NZ: Productivity gains boost Eastpack’s full year results

EastPack, the largest wholly New Zealand grower owned kiwifruit post harvest co-operative, is set to end the 2010 financial year positively with profit before tax and rebates expected to be up at least 10 per cent on prior year to around $10 million. “The improvement in our financial performance for the year ending December 31 2010 is a result of achieving greater efficiency and productivity from our three year investment in Lean manufacturing,” said EastPack Chairman, Ray Sharp.  “This strong financial result means that we are in a position to increase Rebates to Transactor shareholders from 25 cents per tray in 2009 to 30 cents per tray this year. The Dividend paid to Investor Shareholders will lift from 14 cents per share to 15 cents.”
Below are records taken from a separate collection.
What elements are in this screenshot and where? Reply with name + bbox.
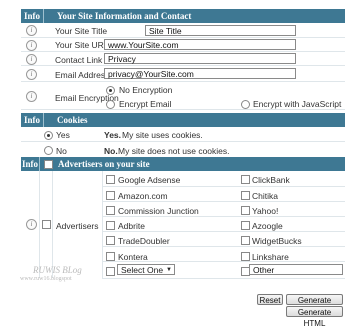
watermark-logo: RUWIS BLog xyxy=(33,265,82,275)
select-all-advertisers-checkbox[interactable] xyxy=(44,160,53,169)
advertisers-title: Advertisers on your site xyxy=(58,159,150,169)
info-column-header: Info xyxy=(21,157,40,171)
advertiser-label: TradeDoubler xyxy=(118,236,170,246)
chevron-down-icon: ▼ xyxy=(166,267,172,273)
advertiser-label: Adbrite xyxy=(118,221,145,231)
advertiser-label: Chitika xyxy=(252,191,278,201)
cookies-yes-strong: Yes. xyxy=(104,130,122,140)
other-advertiser-input[interactable]: Other xyxy=(249,264,343,275)
cookies-yes-desc: My site uses cookies. xyxy=(122,130,203,140)
google-adsense-checkbox[interactable] xyxy=(106,175,115,184)
site-info-title: Your Site Information and Contact xyxy=(57,11,192,21)
yahoo-checkbox[interactable] xyxy=(241,206,250,215)
info-column-header: Info xyxy=(21,113,44,127)
kontera-checkbox[interactable] xyxy=(106,252,115,261)
advertisers-row-checkbox[interactable] xyxy=(42,220,51,229)
site-url-label: Your Site URL xyxy=(55,40,109,50)
cookies-yes-radio[interactable] xyxy=(44,131,53,140)
info-icon[interactable]: i xyxy=(26,69,37,80)
encrypt-javascript-label: Encrypt with JavaScript xyxy=(253,99,342,109)
encrypt-email-radio[interactable] xyxy=(106,100,115,109)
advertiser-label: ClickBank xyxy=(252,175,290,185)
contact-link-input[interactable]: Privacy xyxy=(104,53,296,64)
info-icon[interactable]: i xyxy=(26,40,37,51)
amazon-checkbox[interactable] xyxy=(106,191,115,200)
adbrite-checkbox[interactable] xyxy=(106,221,115,230)
advertisers-header: Info Advertisers on your site xyxy=(21,157,345,171)
cookies-yes-label: Yes xyxy=(56,130,70,140)
watermark-url: www.ruw16.blogspot xyxy=(20,276,72,282)
commission-junction-checkbox[interactable] xyxy=(106,206,115,215)
clickbank-checkbox[interactable] xyxy=(241,175,250,184)
advertiser-select[interactable]: Select One ▼ xyxy=(117,264,175,275)
chitika-checkbox[interactable] xyxy=(241,191,250,200)
generate-html-button[interactable]: Generate HTML xyxy=(286,306,343,328)
advertiser-label: Google Adsense xyxy=(118,175,181,185)
advertiser-label: Amazon.com xyxy=(118,191,168,201)
info-icon[interactable]: i xyxy=(26,91,37,102)
reset-button[interactable]: Reset xyxy=(257,294,283,305)
site-info-header: Info Your Site Information and Contact xyxy=(21,9,345,23)
advertisers-label: Advertisers xyxy=(56,221,99,231)
other-select-checkbox[interactable] xyxy=(106,267,115,276)
contact-link-label: Contact Link xyxy=(55,55,103,65)
column-divider xyxy=(39,171,40,278)
encrypt-email-label: Encrypt Email xyxy=(119,99,172,109)
column-divider xyxy=(52,171,53,278)
no-encryption-radio[interactable] xyxy=(106,86,115,95)
site-title-label: Your Site Title xyxy=(55,26,108,36)
cookies-no-strong: No. xyxy=(104,146,118,156)
info-icon[interactable]: i xyxy=(26,54,37,65)
cookies-title: Cookies xyxy=(57,115,88,125)
cookies-header: Info Cookies xyxy=(21,113,345,127)
widgetbucks-checkbox[interactable] xyxy=(241,236,250,245)
info-column-header: Info xyxy=(21,9,44,23)
email-input[interactable]: privacy@YourSite.com xyxy=(104,68,296,79)
cookies-no-desc: My site does not use cookies. xyxy=(118,146,230,156)
site-url-input[interactable]: www.YourSite.com xyxy=(104,39,296,50)
cookies-no-radio[interactable] xyxy=(44,146,53,155)
site-title-input[interactable]: Site Title xyxy=(145,25,296,36)
advertiser-label: Azoogle xyxy=(252,221,283,231)
advertiser-label: Yahoo! xyxy=(252,206,279,216)
advertiser-select-value: Select One xyxy=(121,265,164,275)
info-icon[interactable]: i xyxy=(26,25,37,36)
linkshare-checkbox[interactable] xyxy=(241,252,250,261)
generate-policy-button[interactable]: Generate Policy xyxy=(286,294,343,316)
cookies-no-label: No xyxy=(56,146,67,156)
no-encryption-label: No Encryption xyxy=(119,85,173,95)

Looking forward, Mr Sharp said that EastPack had carefully considered the potential impact of the outbreak of Psa on the business and its growth plans.
“We are in a strong position to support ongoing expansion and preserve our capital base. We have healthy cash flows, solid retained earnings and a balance sheet with an equity ratio of over 55 per cent.” He said that it was with “considerable regret” that Satara and EastPack were not able to conclude a proposed merger as a result of the uncertainty over the long term impact of the Psa bacteria.

“Our decision not to proceed with the merger reflects the importance of protecting the investment of grower shareholders and ensuring resources are there to support growers during this period. Taking on more debt to pay out Satara’s non-grower investor shareholders would not have been good stewardship of grower investments in this period of uncertainty.” Mr Sharp said that EastPack’s success to date had been based on providing top quality facilities and operational excellence to look after growers’ fruit, delivering high quality product and giving a good return to grower shareholders. “We have a history of being fiscally prudent and we wanted to be reasonably assured that we could continue to deliver the level of returns via rebates and dividends that our growers expect,” he said. “We are also conscious that as the largest fully New Zealand grower owned operation that we also work to deliver economic and social benefits to the local, regional and national economy.”

Mr Sharp said EastPack had invested over $9 million over the past 12 months in continuing to upgrade its packhouse, coolstorage and packing line infrastructure to efficiently manage the handling and quality outturns of increased volumes of green and gold kiwifruit to supply export marketer, ZESPRI.Further growth in volumes in 2012 was targeted and the operation was on course to consolidate its financial position in the best interests of growers and sustain momentum for continued planned growth with the right resources, expertise and strategy in place. “We are in good health and in a position to stay that way,” Mr Sharp said.